As I’m writing my review of The Virgin, the Copts and Me, I’m still on the fence about it. But I will admit that it does have a sense of humour. This is true even if the documentary filmmaker, Namir Abdel Meseeh, puts that humour on too heavily. There’s a scene including minor subjects who looks like he’s going to a club instead of his real job runs a weekly paper in a Coptic church in Egypt. And the camera closes up on the man’s tattoo of the Virgin, calling out the tackiness that’s inherent in Christianity. Meseeh is talking to this newspaper writer because the former is looking for people. Specifically, ones who witnessed an apparition of the Virgin in a certain Egyptian city in 1968, but the documentary digresses, for worse or maybe better.
Meseeh gives a lot of screen time to the Coptic Christian minority in Egypt, some of them with tattoos of the Virgin or a saint of a cross, some of them don’t. I might get into the tattoos again later. The other person he gives screen time to is himself as he has conversations with people in his new home country, France.
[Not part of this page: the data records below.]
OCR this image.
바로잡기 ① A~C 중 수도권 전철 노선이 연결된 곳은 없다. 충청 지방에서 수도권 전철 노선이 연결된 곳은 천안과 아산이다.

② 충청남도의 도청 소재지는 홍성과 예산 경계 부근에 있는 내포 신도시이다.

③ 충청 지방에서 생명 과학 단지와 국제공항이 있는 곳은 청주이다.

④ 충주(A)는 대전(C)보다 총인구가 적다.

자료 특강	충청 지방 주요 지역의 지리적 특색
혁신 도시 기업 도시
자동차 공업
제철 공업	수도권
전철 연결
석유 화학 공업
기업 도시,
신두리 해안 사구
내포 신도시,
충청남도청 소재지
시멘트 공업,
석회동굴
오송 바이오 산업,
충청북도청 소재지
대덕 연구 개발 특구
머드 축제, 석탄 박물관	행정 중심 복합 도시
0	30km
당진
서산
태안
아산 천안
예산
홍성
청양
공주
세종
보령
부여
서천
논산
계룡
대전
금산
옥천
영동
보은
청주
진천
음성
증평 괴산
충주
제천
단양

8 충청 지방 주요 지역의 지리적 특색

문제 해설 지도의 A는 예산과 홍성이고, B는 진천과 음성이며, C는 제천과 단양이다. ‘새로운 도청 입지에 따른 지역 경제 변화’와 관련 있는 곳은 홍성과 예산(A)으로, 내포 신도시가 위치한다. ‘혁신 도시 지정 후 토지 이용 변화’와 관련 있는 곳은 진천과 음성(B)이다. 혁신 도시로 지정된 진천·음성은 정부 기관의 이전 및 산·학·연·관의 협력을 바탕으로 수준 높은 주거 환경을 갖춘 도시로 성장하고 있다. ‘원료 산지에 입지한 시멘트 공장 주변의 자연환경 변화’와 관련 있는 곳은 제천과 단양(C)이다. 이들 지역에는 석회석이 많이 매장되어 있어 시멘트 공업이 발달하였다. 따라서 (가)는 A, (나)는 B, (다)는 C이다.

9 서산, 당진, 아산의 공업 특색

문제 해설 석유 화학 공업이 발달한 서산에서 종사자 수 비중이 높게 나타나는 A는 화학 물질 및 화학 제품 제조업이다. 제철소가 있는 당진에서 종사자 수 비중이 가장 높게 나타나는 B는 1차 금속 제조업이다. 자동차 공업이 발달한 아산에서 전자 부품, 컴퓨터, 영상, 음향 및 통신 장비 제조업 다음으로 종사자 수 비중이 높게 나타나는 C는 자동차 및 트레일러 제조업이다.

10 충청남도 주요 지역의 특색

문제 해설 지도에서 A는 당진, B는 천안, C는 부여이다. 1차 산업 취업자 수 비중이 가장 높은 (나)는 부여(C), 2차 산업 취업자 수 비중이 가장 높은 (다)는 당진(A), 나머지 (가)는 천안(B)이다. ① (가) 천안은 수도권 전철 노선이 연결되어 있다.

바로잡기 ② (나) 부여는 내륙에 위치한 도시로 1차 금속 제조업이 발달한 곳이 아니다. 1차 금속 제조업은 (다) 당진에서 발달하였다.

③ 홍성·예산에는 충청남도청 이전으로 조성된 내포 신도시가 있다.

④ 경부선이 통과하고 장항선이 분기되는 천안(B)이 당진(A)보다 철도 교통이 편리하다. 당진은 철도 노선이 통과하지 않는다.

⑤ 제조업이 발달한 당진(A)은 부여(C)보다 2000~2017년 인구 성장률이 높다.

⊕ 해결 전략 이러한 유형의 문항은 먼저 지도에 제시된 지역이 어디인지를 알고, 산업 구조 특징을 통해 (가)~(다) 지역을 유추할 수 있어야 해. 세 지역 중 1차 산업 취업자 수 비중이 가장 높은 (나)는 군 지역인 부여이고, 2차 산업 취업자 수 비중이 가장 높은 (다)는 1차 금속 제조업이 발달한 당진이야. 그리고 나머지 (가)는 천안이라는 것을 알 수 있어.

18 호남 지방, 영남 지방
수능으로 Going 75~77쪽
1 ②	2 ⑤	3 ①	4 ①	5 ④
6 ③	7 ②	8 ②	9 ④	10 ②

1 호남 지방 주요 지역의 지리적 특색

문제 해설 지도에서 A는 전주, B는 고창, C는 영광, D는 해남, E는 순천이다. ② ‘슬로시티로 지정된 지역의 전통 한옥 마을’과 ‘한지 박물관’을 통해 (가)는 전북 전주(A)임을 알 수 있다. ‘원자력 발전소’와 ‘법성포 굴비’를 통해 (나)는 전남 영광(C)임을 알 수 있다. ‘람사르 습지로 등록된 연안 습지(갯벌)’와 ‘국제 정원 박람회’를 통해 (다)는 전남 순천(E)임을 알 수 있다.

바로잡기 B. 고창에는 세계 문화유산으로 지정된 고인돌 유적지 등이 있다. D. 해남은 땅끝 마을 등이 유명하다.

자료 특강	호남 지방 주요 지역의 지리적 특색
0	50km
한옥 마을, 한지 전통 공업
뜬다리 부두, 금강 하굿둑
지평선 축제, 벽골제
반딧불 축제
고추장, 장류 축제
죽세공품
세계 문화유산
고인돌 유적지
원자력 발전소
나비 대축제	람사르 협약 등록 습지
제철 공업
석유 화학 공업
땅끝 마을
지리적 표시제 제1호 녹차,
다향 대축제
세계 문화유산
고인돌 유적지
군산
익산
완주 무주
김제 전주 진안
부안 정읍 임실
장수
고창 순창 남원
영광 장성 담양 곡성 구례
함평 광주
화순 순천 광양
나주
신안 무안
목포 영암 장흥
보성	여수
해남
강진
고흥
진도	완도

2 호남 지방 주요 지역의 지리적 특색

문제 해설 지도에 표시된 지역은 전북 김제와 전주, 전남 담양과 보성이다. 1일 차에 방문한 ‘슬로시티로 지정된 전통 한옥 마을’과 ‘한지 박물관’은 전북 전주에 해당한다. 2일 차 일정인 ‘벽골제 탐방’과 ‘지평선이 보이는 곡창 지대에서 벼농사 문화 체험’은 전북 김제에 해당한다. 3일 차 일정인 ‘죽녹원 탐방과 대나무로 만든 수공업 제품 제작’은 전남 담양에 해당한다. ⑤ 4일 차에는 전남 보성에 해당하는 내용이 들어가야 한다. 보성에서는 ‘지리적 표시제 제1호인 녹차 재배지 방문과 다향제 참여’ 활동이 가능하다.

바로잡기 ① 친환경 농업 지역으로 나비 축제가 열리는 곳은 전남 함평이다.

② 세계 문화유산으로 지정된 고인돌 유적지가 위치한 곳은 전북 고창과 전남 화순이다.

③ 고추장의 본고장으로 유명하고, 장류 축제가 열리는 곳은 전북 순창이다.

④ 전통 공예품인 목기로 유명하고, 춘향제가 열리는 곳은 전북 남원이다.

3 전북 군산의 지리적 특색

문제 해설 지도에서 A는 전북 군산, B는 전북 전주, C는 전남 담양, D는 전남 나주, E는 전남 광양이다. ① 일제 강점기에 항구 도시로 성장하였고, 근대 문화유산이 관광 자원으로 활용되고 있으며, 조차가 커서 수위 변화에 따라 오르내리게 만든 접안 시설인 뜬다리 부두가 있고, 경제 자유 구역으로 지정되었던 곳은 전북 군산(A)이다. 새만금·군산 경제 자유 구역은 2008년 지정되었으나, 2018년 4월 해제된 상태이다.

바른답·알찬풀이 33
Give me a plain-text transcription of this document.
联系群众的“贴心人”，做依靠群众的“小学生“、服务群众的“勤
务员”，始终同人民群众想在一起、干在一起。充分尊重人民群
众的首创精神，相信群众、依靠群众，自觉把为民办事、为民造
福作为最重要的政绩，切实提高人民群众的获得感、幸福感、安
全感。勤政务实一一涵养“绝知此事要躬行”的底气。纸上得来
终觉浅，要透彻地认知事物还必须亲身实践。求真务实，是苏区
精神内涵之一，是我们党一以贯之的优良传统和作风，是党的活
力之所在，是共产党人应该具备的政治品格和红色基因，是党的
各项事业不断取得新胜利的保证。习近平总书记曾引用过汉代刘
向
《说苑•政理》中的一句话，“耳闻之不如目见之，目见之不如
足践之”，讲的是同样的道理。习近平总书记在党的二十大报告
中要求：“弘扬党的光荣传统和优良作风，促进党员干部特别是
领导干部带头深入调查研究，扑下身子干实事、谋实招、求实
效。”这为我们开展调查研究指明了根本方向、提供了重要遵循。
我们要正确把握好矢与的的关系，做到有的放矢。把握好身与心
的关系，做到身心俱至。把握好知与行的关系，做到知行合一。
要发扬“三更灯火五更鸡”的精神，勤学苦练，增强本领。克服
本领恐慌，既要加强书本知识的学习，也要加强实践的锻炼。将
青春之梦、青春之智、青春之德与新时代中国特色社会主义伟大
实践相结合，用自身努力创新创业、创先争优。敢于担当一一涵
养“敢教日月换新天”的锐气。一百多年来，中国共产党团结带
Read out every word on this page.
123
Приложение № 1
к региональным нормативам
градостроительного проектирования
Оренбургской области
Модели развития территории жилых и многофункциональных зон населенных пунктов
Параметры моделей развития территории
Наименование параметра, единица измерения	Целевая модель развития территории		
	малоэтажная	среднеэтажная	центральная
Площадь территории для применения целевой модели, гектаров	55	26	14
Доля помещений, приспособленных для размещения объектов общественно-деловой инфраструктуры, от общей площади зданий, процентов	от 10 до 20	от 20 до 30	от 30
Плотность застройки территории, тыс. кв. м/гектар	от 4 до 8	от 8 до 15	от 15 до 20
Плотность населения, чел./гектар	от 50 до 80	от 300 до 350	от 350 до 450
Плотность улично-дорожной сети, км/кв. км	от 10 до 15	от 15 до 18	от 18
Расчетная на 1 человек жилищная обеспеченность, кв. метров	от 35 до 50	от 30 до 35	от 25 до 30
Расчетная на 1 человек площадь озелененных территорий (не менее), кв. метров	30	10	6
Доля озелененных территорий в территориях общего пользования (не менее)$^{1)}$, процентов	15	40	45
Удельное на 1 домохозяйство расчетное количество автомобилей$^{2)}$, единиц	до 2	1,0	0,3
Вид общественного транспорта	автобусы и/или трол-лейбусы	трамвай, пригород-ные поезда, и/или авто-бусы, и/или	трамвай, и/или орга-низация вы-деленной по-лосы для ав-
One of those people is his mother. She repeatedly warns him that it’s not easy to get access to both the Church and his family. The other person is his producer, who yells at him for digressing. There are many thoughts that viewers can have when it comes to the Meseeh versus producer dynamic. But some of us can chalk that up as commentary about contemporary impatience.
In fairness to the documentary’s producer though, the Copts and Me has this air and tone of gonzo filmmaking of people trying to make it up as he goes along. And the older I get, the less trust I have with people who fake it until they make it. The documentary also delves into conspiracy theory as it interviews a subject who believes that the Nasser administration faked the Apparition. Nasser apparently did this to re-include the Christians within a majority Muslim country. Of course, biases influence these people’s beliefs, duh. And then the producer cuts off funding and his mother has to rescue him which is not a good look.
But then again, if people are delusional enough to believe something, it can become true and be a positive influence in their life. The documentary, at first, was about people talking about the Virgin. But it became a documentary where Meseeh goes to his home town are reenacts an Apparition. Cynical viewers can see this as condescending, as it saying that people need Apparitions to make them feel less poor. And of course, French companies give funding to documentaries like this to feel better about their secular ways. But there’s something heartwarming about this. The townsfolk audition for certain roles, and pretending to see the Virgin is just as good as the real thing.
The Virgin, the Copts and Me comes to OVID today.